Kentucky Route Zero a maintenant un mode “multijoueur” légèrement caché


Après une longue, longue attente, les cinq actes du jeu surréaliste Americana Kentucky Route Zero sont disponibles. Mais les joueurs qui ont sauté aujourd’hui ont trouvé quelque chose qu’ils n’attendaient probablement pas du jeu indépendant introspectif solitaire: un mode multijoueur.

Une invite dans le jeu révèle une fenêtre contextuelle qui informe le joueur du “mode multijoueur” de Kentucky Route Zero, une façon de jouer à la passe qui semble convenablement étrange. Essentiellement, lorsque vous voyez quelque chose dans le cadre qui vous rappelle quelqu’un d’autre dans la pièce, que ce soit un objet, ou même l’absence d’objet, ou juste n’importe quoi, vous passez le contrôleur à cette personne. Ils adhèrent alors aux mêmes règles.



Les instructions multijoueur. Assez simple. | Ordinateur en carton, Mike Williams / USG

Vous n’avez rien à dire et pouvez simplement passer le contrôleur. Cela semble être presque une anomalie ponctuelle, qui gélifierait la sensation générale du jeu, mais j’aime un peu l’idée de remettre silencieusement à quelqu’un le contrôleur lorsque vous en ressentez une notion dans l’espace. Cela reflète le monde virtuel ayant une connexion avec le nôtre, même si ce n’est que dans l’esprit.

Pas pour cirer poétique sur le concept, mais je pense que c’est assez soigné. Vous pouvez accéder à cette invite en allant dans le menu des options et en sélectionnant “multijoueur”, mais en réalité, ce sont plus des directives que toute sorte de restrictions multijoueur codées en dur.

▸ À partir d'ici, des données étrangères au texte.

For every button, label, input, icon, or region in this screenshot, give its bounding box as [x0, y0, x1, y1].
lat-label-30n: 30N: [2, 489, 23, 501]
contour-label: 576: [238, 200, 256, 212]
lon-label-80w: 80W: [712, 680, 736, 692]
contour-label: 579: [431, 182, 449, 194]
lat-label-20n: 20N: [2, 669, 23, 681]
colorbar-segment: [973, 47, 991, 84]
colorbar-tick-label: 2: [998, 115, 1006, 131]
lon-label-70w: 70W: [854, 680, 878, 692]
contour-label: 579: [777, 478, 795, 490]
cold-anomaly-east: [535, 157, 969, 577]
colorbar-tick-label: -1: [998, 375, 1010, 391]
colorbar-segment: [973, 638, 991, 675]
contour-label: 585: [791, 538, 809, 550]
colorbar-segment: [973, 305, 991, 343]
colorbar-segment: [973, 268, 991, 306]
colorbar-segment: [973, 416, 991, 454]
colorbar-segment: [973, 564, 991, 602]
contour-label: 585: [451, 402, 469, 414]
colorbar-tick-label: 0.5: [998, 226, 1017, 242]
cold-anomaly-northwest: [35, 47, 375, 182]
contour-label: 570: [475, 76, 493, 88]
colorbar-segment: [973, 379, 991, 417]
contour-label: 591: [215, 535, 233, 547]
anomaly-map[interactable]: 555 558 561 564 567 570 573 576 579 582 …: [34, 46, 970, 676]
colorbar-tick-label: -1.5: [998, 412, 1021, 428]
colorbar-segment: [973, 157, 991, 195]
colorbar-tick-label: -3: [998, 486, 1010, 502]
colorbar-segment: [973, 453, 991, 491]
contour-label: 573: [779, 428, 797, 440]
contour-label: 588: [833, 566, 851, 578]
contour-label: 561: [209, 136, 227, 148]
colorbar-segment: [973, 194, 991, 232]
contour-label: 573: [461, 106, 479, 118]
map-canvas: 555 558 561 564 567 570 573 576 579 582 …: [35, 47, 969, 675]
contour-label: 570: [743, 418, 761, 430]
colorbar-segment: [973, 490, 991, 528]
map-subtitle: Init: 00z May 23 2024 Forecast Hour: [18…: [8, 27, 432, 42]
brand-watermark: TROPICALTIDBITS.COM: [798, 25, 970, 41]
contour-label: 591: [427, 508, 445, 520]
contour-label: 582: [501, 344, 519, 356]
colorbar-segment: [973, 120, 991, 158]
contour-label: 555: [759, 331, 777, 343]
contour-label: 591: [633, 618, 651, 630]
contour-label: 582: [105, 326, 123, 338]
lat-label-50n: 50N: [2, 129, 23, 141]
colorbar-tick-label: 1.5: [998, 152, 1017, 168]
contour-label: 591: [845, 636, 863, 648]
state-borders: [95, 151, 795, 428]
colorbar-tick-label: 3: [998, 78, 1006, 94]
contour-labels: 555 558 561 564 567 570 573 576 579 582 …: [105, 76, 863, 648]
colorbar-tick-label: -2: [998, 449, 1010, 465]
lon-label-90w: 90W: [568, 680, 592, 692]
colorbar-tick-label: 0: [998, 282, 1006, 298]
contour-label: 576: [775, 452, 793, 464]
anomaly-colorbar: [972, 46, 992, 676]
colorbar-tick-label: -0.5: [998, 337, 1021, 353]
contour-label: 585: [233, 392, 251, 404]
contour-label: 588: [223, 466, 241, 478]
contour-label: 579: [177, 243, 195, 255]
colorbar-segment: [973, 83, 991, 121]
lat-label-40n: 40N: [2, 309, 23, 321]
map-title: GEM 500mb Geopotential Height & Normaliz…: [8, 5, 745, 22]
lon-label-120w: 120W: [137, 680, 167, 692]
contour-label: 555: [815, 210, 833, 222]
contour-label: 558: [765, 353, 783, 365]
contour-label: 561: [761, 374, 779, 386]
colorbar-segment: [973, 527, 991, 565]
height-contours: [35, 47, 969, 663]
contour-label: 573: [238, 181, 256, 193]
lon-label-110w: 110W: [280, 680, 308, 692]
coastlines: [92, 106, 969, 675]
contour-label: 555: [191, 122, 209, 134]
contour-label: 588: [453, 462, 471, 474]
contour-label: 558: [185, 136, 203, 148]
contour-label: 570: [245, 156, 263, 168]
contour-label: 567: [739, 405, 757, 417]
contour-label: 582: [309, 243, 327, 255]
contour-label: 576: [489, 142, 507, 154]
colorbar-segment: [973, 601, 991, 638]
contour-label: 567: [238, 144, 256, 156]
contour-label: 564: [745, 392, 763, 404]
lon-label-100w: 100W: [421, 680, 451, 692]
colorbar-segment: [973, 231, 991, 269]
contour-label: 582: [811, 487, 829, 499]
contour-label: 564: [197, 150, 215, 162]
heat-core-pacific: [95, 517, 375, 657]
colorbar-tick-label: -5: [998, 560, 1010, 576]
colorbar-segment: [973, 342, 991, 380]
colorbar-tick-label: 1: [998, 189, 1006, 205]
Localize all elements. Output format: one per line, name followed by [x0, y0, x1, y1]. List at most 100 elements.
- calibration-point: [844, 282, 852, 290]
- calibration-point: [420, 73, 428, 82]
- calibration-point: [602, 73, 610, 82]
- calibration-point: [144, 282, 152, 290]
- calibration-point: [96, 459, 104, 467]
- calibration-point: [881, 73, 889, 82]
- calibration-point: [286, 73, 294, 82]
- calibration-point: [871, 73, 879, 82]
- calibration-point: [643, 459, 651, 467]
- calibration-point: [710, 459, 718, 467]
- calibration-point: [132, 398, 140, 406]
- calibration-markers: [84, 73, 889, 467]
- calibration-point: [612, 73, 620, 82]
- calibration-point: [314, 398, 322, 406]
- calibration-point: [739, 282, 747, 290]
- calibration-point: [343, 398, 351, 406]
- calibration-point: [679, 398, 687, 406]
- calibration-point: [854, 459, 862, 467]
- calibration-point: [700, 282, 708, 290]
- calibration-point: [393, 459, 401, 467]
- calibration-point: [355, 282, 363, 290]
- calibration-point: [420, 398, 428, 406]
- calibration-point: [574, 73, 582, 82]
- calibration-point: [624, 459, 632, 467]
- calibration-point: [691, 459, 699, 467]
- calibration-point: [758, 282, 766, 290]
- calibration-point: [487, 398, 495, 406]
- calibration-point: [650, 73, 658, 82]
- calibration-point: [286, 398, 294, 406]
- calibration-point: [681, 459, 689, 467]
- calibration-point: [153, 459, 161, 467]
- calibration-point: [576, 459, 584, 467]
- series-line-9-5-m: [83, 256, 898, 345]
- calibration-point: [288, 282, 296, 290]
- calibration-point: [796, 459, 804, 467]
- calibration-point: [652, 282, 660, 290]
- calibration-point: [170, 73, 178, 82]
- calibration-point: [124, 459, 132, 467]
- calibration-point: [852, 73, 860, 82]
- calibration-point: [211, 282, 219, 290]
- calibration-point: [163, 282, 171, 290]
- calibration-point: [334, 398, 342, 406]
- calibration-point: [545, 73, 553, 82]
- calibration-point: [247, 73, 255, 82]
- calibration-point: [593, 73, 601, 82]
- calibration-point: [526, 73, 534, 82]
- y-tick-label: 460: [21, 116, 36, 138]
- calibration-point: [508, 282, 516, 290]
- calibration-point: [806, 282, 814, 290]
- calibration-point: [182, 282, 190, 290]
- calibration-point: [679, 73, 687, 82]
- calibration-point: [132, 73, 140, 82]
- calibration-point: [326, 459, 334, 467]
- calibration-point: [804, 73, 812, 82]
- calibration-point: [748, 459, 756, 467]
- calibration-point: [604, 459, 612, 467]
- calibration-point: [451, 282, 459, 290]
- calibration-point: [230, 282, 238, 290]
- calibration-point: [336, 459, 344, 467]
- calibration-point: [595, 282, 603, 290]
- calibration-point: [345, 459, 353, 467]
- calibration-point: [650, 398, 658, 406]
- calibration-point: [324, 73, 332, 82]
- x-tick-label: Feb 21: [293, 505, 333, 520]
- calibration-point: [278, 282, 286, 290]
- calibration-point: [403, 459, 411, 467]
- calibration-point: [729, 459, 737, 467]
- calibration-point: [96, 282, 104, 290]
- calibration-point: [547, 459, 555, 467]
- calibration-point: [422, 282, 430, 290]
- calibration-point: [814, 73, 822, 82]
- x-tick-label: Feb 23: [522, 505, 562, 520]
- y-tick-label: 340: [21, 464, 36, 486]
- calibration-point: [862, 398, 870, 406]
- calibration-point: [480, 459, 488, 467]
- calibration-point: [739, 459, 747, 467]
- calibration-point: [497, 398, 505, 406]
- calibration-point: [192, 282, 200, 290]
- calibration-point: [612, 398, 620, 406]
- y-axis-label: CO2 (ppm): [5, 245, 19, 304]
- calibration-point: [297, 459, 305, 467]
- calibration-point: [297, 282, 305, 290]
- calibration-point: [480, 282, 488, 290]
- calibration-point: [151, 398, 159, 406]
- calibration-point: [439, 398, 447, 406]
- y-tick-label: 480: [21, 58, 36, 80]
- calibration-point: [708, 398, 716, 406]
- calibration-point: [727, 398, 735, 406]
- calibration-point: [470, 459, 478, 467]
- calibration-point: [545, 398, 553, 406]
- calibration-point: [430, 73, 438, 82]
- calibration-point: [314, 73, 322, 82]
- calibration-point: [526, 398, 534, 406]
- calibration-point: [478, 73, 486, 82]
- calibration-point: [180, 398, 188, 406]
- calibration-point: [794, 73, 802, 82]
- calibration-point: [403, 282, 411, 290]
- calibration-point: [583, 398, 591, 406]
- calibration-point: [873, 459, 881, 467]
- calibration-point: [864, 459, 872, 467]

Pour autant que nous puissions en juger, cela a été ajouté dans le cadre du lancement de l’acte final – nous avons démarré nos versions Nintendo Switch et PC pour nous en assurer, mais nous avons également contacté le développeur Cardboard Computer pour obtenir plus d’informations sur la façon dont cela a été inséré dans le jeu.

Assurez-vous de consulter notre examen élogieux de la conclusion de Kentucky Route Zero et de la façon dont elle reflète la récession, la dette et l’Amérique.